— Мой клиент использует право не отвечать на поставленный вопрос, — вступил адвокат Робертсон.
— Оставь, Джеймс, я все ему объясню.
Гибсон полез в задний карман брюк, что спровоцировало у полицейских спонтанный и смехотворный жест недоверия: опасаясь, что доктор может достать оружие, они рефлекторно ухватились за свое.
Увидев это, Томас пошутил:
— Осторожно, не пораньтесь!
Угодив впросак, полицейские смущенно заулыбались, один из них принялся как ни в чем не бывало тушить сигарету, а второй переложил фотографию Катрин обратно в досье.
Томас в это время достал из заднего кармана бумажник и извлек оттуда черно-белый снимок жены.
— Вам следовало бы помнить о том, что моя жена была очень похожа на Клаудию Шиффер, инспектор. Естественно, Луиза старше… После ее смерти я… у меня был тяжелый период. И я начал покупать журналы, в которых писали о знаменитой красотке. Я понимаю, что это абсурд, но это производило на меня впечатление, будто моя жена все еще жива. Я… Человек не может с легкостью забыть все, как ему этого ни хотелось бы.
Опечаленный, он опустил голову и замолчал. А трое мужчин, озадаченные глубоко личным признанием, сочувственно молчали. Это признание в любви в адрес ушедшей из жизни любимой было настолько возвышенным, а продиктовавшая его почти маниакальная страсть такой волнующей, что слова казались излишними.
Воспользовавшись наступившей паузой, инспектор взял себя в руки и выпрямился. Не стал ли он жертвой обмана? Возможно, Томас, обладая исключительным талантом, разыгрывал комедию, как год назад? Он поклялся себе, что больше этого не допустит.
Инспектор посмотрел на Томаса, впиваясь в него своими черными глазами. Строгий взгляд психиатра говорил о его интеллекте, необычайной воле и вместе с тем чрезвычайной способности лукавить, прятаться под масками. В то же время голубые глаза Гибсона, казалось, излучали чувственность. И несомненно, именно здесь и нужно искать его слабое место. У этого уравновешенного с виду врача наверняка есть своя ахиллесова пята! Нужно непрерывно атаковать, подстраивая ловушки и инсинуации, и в конце концов доктор попадется, совершив какую-нибудь оплошность.

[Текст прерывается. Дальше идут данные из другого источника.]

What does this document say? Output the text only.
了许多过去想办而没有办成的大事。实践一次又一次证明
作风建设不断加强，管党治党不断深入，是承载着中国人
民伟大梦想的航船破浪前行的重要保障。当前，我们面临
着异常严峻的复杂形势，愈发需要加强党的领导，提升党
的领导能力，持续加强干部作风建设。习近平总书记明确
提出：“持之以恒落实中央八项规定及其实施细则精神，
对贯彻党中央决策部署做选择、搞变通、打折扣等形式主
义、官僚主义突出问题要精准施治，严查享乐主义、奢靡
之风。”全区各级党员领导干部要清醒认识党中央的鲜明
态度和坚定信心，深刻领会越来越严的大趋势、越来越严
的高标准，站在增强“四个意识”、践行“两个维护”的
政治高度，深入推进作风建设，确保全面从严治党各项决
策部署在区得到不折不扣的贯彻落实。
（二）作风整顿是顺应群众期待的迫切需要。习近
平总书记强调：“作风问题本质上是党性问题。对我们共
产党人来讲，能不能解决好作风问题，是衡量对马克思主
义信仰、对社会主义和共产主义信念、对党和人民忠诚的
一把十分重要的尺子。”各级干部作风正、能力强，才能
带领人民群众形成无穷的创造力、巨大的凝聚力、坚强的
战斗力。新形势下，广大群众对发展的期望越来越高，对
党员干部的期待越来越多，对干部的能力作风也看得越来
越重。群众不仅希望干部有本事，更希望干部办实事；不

— Где вы были вчера вечером? — спросил инспектор.
— Я не помню.
— Как не помните? И вы полагаете, что я это проглочу? Я думал, что вы придумаете что-нибудь поновее, доктор, вы меня разочаровываете!
— Дело в том, что я принял мнемониум. Кстати, упаковка лежала на кофейном столике в гостиной, вы должны были ее заметить.
— Конечно! — важным тоном сказал ассистент инспектора.
— Тогда вы, несомненно, прочли прилагающуюся к нему инструкцию.
— Зачем нужно было принимать этот препарат? — задал встречный вопрос Тамплтон.
— Это лекарство находится на стадии экспериментов, а нам, врачам, нередко приходится испытывать по доброй воле некоторые препараты перед тем, как выписать их пациентам. Так часто поступают, по крайней мере, с лекарствами, которые влияют на расположение духа.
Томас тайком бросил взгляд на своего адвоката. Примет ли инспектор это объяснение? Юрист повел бровью в знак одобрения, но, само собой разумеется, суеверно скрестил пальцы.
— Если я правильно понял, вы абсолютно ничего не помните! И это означает, что вы вполне могли изнасиловать вашу пациентку! Ведь вы не можете доказать мне обратное!
— Вы можете делать любые предположения. Я знаю, что не насиловал ее.
— Мы взяли у Катрин кровь на анализ. Если в ней обнаружат следы лекарства, тогда
— Мой клиент ни в чем не виновен! — вмешался Робертсон. — Не может быть и речи о том, чтобы он подчинился вашей смехотворной просьбе!
— Положение вашего клиента отнюдь не безоблачно, дорогой мэтр. Ведь уже были прецеденты.
—
Инспектор повернулся к помощнику, который достал из досье два документа. Первым из них было письмо, Томас тут же узнал красивый женский почерк.
— Зачем вам это письмо? — вскричал он, явно раздосадованный.
— Теряем выдержку, доктор? — усмехнулся инспектор.
Доктор Робертсон дотронулся до руки своего клиента, чтобы предотвратить скандал, который мог разразиться. В гневе порой случается наговорить такое…
— Я не понимаю, причем здесь письмо этой пациентки! — возразил Томас.